Store is defined as the act of committing digital data to structured or unstructured storage (database vs. files). Here we map the classification and rights to security controls, including access controls, encryption and rights management. I include certain database and application controls, such as labeling, in rights management – not just DRM. Controls at this stage also apply to managing content in storage repositories (cloud or traditional), such as using content discovery to ensure that data is in approved/appropriate repositories.

Steps and Controls

Control
| Structured/Application
| Unstructured

—|—|—

Access Controls
| DBMS Access Controls
Administrator Separation of Duties
| File System Access Controls
Application/Document Management System Access Controls

Encryption
| Field Level Encryption
Application Level Encryption
Transparent Database Encryption
| Media Encryption
File/Folder Encryption
Virtual Private Storage
Distributed Encryption

Rights Management
| Application Logic
Tagging/Labeling
| Tagging/Labeling
Enterprise DRM

Content Discovery
| Cloud-Provided Database Discovery Tool
Database Discovery/DAM
DLP/CMP Discovery
| Cloud-Provided Content Discovery DLP/CMP Content Discovery

Access Controls

One of the most fundamental data security technologies, built into every file and management system, and one of the most poorly used. In cloud computing environments there are two layers of access controls to manage – those presented by the cloud service, and the underlying access controls used by the cloud provider for their infrastructure. It’s important to understand the relationship between the two when evaluating overall security – in some cases the underlying infrastructure may be more secure (no direct back-end access) whereas in others the controls may be weaker (a database with multiple-tenant connection pooling).

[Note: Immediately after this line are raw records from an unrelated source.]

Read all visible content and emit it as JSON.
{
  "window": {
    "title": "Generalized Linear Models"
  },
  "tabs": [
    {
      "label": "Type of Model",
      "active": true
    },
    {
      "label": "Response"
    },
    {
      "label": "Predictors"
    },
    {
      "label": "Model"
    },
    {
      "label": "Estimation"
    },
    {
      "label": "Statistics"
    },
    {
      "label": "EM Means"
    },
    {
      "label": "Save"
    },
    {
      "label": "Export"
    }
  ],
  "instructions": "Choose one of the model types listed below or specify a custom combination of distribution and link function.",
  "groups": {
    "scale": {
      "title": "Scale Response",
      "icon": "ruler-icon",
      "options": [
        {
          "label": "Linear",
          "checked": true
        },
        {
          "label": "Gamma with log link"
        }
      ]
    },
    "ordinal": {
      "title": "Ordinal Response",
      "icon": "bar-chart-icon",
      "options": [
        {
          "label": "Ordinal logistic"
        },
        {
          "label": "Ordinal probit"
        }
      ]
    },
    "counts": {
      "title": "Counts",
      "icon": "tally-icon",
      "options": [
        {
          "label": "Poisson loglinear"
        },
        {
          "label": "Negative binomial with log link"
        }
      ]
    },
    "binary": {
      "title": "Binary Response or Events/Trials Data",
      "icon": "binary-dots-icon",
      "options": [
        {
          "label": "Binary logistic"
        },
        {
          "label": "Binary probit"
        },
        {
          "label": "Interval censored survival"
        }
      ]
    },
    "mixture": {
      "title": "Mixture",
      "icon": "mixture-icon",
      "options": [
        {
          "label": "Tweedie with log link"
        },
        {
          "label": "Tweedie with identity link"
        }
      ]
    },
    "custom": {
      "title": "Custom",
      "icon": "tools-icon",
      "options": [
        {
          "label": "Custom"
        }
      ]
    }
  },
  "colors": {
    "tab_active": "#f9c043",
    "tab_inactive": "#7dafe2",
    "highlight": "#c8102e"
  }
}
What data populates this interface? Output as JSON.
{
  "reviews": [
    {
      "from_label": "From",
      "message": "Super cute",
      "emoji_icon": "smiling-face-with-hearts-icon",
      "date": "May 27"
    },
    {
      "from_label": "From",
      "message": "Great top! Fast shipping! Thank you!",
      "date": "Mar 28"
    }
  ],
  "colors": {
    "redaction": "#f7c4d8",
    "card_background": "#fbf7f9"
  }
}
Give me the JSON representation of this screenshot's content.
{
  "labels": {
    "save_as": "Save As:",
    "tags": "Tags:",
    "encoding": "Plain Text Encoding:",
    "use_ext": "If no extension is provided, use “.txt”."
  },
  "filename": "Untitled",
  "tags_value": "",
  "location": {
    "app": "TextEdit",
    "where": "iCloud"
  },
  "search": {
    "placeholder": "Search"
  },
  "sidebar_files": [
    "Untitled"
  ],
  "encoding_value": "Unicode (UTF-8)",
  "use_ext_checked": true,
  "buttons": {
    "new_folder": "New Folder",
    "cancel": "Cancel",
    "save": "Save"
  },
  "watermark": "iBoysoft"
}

DBMS Access Controls: Access controls within a database management system (cloud or traditional), including proper use of views vs. direct table access. Use of these controls is often complicated by connection pooling, which tends to anonymize the user between the application and the database. A database/DBMS hosted in the cloud will likely use the normal access controls of the DBMS (e.g., hosted Oracle or MySQL). A cloud-based database such as Amazon’s SimpleDB or Google’s BigTable comes with its own access controls. Depending on your security requirements, it may be important to understand how the cloud-based DB stores information, so you can evaluate potential back-end security issues.
Administrator Separation of Duties: Newer technologies implemented in databases to limit database administrator access. On Oracle this is called Database Vault, and on IBM DB2 I believe you use the Security Administrator role and Label Based Access Controls. When evaluating the security of a cloud offering, understand the capabilities to limit both front and back-end administrator access. Many cloud services support various administrator roles for clients, allowing you to define various administrative roles for your own staff. Some providers also implement technology controls to restrict their own back-end administrators, such as isolating their database access. You should ask your cloud provider for documentation on what controls they place on their own administrators (and super-admins), and what data they can potentially access.
File System Access Controls: Normal file access controls, applied at the file or repository level. Again, it’s important to understand the differences between the file access controls presented to you by the cloud service, vs. their access control implementation on the back end. There is an incredible variety of options across cloud providers, even within a single SPI tier – many of them completely proprietary to a specific provider. For the purposes of this model, we only include access controls for cloud based file storage (IaaS), and the back-end access controls used by the cloud provider. Due to the increased abstraction, everything else falls into the Application and Document Management System category.
Application and Document Management System Access Controls: This category includes any access control restrictions implemented above the file or DBMS storage layers. In non-cloud environments this includes access controls in tools like SharePoint or Documentum. In the cloud, this category includes any content restrictions managed through the cloud application or service abstracted from the back-end content storage. These are the access controls for any services that allow you to manage files, documents, and other ‘unstructured’ content. The back-end storage can consist of anything from a relational database to flat files to traditional storage, and should be evaluated separately.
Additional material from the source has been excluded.